Step-by-step explanation:
The rate constant (k) for the reaction can be determined from the slope of the graph of 1/[AB] versus time. In this case, the slope is given as 5.9×10^-2 (M·s)^-1. Therefore, the value of the rate constant (k) is 5.9×10^-2 (M·s)^-1.
The rate law for the reaction can be determined based on the stoichiometry of the reaction. Since AB is converted into A and B, the rate law can be written as rate = k[AB].
The half-life (t1/2) of a reaction can be calculated using the equation t1/2 = 0.693/k, where k is the rate constant. Substituting the given initial concentration of 0.51 M into the equation gives t1/2 = 0.693/5.9×10^-2 (M·s)^-1 = 11.7 s.
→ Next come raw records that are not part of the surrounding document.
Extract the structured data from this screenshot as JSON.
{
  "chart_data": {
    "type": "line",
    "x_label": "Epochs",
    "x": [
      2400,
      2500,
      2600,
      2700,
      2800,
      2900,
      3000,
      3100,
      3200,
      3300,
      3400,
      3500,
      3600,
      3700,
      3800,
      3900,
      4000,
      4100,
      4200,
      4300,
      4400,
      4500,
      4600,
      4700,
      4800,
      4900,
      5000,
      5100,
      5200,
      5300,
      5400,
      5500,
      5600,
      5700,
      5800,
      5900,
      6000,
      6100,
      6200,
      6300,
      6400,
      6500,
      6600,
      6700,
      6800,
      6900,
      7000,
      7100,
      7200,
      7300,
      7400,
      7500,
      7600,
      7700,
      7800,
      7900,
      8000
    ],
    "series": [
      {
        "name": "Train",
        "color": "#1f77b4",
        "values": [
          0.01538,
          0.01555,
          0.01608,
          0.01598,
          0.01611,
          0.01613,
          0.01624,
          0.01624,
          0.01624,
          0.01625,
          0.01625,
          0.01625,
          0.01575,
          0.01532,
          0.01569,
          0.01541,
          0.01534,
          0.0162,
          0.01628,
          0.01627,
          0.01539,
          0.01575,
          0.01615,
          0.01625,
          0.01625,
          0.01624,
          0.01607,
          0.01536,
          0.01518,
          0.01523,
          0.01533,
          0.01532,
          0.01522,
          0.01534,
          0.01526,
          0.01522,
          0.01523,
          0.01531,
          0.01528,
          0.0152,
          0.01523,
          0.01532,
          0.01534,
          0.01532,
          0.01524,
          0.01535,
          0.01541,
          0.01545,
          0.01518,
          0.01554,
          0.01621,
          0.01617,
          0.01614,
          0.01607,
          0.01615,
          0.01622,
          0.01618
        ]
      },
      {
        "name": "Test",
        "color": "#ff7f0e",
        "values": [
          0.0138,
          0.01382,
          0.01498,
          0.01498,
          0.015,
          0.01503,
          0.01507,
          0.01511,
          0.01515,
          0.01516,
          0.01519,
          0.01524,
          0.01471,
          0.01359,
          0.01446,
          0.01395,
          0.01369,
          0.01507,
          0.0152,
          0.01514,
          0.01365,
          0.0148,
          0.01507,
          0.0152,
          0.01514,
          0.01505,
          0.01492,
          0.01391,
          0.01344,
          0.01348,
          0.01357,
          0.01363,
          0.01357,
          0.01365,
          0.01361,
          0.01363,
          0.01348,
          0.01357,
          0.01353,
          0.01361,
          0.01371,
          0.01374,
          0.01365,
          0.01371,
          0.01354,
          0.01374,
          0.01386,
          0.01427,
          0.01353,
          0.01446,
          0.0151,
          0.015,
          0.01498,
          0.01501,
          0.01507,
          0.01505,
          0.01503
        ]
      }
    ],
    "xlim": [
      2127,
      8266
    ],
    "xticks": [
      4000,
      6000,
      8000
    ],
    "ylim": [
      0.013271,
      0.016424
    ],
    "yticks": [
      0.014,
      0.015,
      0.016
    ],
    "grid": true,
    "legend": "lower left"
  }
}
If the initial concentration of AB is 0.220 M and the reaction mixture initially contains no products, the concentrations of A and B after 80 seconds can be calculated using the rate law. Assuming the reaction is first-order with respect to AB, the concentration of AB after 80 seconds is [AB] = [AB]0*e^(-kt), where [AB]0 is the initial concentration and t is the time.
Substituting the given values into the equation, the concentration of AB after 80 seconds is 0.220*e^(-5.9×10^-2*(80)) = 0.038 M. Since AB is converted into equal amounts of A and B, the concentrations of A and B after 80 seconds would be 0.038/2 M.